As part of DHA's broad response to the COVID-19 pandemic, MHS GENESIS supported patient and agency needs. The new electronic health record system provided military leaders with real-time data and information about the DHA's capacity to take on new patients from an enterprise level, the CIO said.

"DHA health informaticists added approximately 40 new system functions to MHS GENESIS, enabling providers to better address the needs of patients with presumptive positive cases of COVID-19," said Cantilina.

They also added several systems to support MHS GENESIS and MHS operations, including:

- A file-sharing protocol that supports a secure email interface to comply with the 1996 Health Insurance Portability and Accountability Act (HIPAA).

- The MHS Video Connect feature, which is a platform supporting virtual video visits between MHS patients and providers.

- Two platforms designed to connect and transform electronic health records data to leverage machine learning to better understand common trends in the MHS patient population.

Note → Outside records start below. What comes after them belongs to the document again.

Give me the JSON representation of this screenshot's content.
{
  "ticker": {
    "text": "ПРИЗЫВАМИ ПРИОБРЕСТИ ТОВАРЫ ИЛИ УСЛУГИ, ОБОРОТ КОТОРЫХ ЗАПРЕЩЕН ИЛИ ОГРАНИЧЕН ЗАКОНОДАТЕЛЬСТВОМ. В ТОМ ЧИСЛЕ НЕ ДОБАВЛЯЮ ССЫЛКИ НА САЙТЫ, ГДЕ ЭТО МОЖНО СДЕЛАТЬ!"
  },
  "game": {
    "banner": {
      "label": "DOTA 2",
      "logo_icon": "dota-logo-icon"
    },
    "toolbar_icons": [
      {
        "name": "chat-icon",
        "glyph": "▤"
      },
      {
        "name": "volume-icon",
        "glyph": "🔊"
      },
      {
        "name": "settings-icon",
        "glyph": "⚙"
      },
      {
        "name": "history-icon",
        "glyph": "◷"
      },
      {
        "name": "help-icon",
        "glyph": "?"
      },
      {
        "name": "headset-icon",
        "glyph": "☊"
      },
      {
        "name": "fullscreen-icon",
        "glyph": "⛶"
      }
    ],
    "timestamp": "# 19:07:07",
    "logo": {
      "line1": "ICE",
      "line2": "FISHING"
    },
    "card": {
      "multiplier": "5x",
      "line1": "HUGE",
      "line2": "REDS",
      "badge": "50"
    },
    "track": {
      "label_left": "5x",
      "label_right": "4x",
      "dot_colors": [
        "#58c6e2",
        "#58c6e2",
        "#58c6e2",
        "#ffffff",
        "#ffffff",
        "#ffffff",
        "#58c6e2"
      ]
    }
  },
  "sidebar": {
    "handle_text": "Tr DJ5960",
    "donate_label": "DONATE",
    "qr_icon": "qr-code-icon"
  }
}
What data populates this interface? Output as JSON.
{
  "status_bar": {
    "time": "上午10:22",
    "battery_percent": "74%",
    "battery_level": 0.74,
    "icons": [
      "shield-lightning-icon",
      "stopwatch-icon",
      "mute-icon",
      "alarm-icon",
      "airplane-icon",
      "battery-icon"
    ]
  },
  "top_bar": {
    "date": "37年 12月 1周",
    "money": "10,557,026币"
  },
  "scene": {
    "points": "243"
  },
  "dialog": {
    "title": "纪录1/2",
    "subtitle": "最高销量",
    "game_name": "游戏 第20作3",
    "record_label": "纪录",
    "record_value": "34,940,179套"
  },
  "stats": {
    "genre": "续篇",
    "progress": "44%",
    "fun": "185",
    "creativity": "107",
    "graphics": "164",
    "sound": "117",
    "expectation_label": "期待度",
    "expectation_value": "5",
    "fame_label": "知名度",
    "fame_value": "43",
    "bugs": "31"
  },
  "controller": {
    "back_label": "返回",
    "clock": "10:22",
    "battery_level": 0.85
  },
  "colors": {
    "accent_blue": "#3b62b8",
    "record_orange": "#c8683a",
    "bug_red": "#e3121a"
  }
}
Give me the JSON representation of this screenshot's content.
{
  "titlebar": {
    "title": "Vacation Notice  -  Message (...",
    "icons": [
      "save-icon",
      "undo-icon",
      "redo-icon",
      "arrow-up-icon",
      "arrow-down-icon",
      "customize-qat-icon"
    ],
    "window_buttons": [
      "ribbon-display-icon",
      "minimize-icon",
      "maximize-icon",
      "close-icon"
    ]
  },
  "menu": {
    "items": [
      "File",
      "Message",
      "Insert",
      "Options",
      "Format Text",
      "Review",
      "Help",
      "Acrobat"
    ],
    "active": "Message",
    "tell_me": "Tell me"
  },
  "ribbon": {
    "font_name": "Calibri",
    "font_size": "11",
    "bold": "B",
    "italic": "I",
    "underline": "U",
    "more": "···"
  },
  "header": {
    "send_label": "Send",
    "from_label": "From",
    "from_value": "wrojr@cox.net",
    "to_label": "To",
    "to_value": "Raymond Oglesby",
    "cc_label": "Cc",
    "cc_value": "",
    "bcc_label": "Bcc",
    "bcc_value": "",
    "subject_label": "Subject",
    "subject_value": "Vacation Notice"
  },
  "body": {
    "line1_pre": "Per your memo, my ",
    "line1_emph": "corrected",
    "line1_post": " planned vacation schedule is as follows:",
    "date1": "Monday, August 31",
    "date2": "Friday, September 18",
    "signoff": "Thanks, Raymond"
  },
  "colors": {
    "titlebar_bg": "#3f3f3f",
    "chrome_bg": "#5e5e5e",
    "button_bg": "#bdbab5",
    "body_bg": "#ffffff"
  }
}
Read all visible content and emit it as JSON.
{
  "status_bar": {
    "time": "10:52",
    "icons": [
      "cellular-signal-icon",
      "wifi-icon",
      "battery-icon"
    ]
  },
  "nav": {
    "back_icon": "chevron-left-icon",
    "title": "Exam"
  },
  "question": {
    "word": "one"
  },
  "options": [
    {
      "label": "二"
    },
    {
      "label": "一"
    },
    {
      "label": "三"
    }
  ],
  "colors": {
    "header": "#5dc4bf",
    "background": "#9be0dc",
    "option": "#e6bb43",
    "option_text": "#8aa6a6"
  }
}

- A new MHS GENESIS Revenue Cycle Expansion, or RevX, a system designed to integrate clinical business systems that drive standard processes. RevX will help enable accurate resource management.

"Our team is working to advance RevX at military hospitals and clinics already using MHS GENESIS, and we're excited by the advancements it will bring to the MHS once all of our military hospitals and clinics transition to MHS GENESIS," said Cantilina.


Cantilina and the rest of the DHA teams involved in the rollout expect to deploy MHS GENESIS at another 10 waves, during 2022, including 54 additional military hospitals and clinics.

"This will be our largest group of military hospitals and clinics in any calendar year," said the CIO.

For patients, this means access to the improved MHS GENESIS Patient Portal, which allows online scheduling and secure messaging to providers, as well as increased security protocols for sensitive health data.